Day 4: Was a bummer. Water was leaking all over the mural. It was a constant battle of man vs. rain. The wind was so violent that it threw cinder blocks off of the roof of the trailer, almost killing us. The temperature dropped so much that I had to wear gloves because my hands were cold.
I didn’t get much painting done on Day 4. It was a losing battle. I decided to go inside and make stencils for the lettering.
It’s funny, people will ask me how I make things like my stencils, and the answer is surprisingly simple.
The stencils are made with simple construction paper, a pencil, a razor blade and tape. These are the tools that I used to make my stencils. No fancy machine that cuts out lettering for me. I’m amazed that in this computer age so many young artists don’t know how to use a ruler, simple math and a razor blade.
I cut the stencils out to scale perfectly. It took a lot of time and patience and focus. But in the end, it worked.

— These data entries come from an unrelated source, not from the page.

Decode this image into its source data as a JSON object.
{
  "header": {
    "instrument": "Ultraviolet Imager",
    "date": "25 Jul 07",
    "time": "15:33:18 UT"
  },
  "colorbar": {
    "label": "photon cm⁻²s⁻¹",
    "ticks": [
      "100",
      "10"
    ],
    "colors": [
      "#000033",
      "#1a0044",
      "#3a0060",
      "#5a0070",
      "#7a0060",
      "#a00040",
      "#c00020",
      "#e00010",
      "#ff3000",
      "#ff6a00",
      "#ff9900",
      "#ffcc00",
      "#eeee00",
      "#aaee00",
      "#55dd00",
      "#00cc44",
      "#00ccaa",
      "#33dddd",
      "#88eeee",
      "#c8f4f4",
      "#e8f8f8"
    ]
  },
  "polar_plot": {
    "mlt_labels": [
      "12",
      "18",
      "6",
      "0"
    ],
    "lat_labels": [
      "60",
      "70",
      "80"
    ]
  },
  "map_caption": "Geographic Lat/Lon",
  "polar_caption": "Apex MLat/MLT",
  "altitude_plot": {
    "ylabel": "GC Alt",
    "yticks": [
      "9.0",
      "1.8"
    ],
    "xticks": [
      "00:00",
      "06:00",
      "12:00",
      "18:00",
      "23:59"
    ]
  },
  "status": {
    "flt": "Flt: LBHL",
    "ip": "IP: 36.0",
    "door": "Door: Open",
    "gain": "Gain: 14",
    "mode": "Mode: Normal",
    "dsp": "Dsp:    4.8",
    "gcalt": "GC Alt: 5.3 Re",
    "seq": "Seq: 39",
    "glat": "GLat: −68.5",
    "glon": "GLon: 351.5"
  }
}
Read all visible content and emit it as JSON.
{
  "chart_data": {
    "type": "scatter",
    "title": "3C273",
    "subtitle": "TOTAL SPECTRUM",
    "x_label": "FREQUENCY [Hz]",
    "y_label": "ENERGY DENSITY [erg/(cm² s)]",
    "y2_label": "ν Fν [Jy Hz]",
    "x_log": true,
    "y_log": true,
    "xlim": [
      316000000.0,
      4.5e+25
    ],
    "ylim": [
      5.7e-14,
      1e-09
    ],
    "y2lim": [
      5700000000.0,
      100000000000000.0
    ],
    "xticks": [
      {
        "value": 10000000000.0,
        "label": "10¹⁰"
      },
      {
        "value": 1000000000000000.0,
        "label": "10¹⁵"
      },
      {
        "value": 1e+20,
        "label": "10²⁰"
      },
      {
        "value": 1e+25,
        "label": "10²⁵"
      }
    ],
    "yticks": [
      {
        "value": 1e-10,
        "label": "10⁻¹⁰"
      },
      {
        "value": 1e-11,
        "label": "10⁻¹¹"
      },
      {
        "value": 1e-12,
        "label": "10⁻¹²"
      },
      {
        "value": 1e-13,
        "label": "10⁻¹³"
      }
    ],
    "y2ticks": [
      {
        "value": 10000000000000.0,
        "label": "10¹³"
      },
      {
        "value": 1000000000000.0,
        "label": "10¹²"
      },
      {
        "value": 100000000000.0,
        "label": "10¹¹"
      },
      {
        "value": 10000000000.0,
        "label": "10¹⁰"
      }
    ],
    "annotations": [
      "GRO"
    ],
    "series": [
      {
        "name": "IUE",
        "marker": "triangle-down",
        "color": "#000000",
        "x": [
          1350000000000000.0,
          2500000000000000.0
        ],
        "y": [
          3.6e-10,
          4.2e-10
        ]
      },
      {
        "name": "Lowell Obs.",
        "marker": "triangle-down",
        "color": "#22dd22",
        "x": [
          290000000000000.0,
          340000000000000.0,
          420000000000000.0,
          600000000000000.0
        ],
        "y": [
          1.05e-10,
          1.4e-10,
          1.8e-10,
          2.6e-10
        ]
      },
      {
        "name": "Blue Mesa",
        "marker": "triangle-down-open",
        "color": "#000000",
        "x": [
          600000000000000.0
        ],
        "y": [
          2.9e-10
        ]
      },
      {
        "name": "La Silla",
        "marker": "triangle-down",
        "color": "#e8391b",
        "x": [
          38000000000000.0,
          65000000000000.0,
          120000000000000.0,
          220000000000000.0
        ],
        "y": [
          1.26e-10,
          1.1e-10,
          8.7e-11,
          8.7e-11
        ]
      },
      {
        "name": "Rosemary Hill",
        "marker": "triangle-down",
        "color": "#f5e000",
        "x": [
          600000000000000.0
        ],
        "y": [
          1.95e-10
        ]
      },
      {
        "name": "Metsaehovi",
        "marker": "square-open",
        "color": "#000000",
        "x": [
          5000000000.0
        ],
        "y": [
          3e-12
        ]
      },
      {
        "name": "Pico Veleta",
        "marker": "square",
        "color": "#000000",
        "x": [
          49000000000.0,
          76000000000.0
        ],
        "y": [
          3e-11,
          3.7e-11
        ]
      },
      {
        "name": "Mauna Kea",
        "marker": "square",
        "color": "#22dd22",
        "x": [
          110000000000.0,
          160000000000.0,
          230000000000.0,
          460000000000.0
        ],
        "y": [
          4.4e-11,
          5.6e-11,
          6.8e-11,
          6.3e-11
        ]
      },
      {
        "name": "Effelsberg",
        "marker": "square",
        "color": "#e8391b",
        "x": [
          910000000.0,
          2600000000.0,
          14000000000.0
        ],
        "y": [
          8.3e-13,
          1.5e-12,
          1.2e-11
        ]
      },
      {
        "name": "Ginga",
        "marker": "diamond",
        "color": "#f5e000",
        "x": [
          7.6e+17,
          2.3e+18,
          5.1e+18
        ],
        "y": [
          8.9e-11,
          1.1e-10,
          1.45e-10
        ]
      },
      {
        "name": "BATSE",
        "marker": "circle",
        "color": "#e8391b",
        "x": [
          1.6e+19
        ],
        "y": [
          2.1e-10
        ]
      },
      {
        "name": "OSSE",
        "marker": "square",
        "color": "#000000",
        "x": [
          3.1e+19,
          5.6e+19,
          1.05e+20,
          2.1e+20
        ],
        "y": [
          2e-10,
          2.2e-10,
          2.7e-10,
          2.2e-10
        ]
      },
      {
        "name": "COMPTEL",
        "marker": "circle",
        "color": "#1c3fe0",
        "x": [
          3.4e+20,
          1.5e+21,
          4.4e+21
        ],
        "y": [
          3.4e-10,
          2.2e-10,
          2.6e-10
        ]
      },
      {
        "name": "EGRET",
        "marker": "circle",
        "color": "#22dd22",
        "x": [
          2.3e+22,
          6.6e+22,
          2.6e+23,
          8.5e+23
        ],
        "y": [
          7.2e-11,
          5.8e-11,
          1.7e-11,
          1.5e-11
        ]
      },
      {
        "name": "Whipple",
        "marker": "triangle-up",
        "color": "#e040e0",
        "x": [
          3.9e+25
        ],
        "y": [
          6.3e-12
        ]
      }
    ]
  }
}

Day 5: We were staying at Davon’s mom’s awesome mountain house in Park City. The morning of Day 5 we woke up to beautiful snow covering my van and the world outside. Our commute to Salt Lake City was about 35 minutes each way, and the drive is on beautiful mountain roads.
But down in Salt Lake City, the rain and wind were still a problem.
I was determined to get this finished today. Working underneath the tarp was super difficult. But we had no choice.Davon did everything he could to stop the rain from getting in. He bought more tarps and parked his truck on the tarps so they wouldn’t blow away. We collected every rock, board and heavy object from the field and placed them on the tarp, trying to hold it down.
I finished the detail work with the airbrush. The final thing to do was spray the lettering. The custom-made stencils worked beautifully.
After spraying the stencils, I re-taped the lettering, adding a background behind the lettering. This detail added depth and energy to the lettering.
One of the most fun things was pulling the tape. Davon pulled the tape to reveal the name, PIPELINE CATERING, on the side of his new restaurant!
Just then, the rain stopped and the sun came out. The storm was over. We went up to the roof of the trailer and kicked the tarp off to see the finished mural from afar, for the first time.
It was awesome to see the results of our hard work.
The mural was finished in five days.
PARTYTIME! That night, we celebrated at Davon’s mom, Shelly’s, home. She also was on the Grand Canyon river trip last year, and she and her husband Barry hosted a party with almost all of the 14 people that were on that trip. We watched Go Pro video of our adventure down the Colorado River and talked story all night.
It was so great to reconnect with these wonderful people and let them meet my family. This is what life is all about.
I was honored to paint this mural for Davon’s project and see how one man’s dream and hard work materializes right in front of your eyes. The restaurant is finished, and now people “get it”!
I’m sure Davon is working hard in his restaurant right now, feeding hungry workers. If you happen to drive through Northern Utah, and you see flaming pigs, stop and get a bite to eat!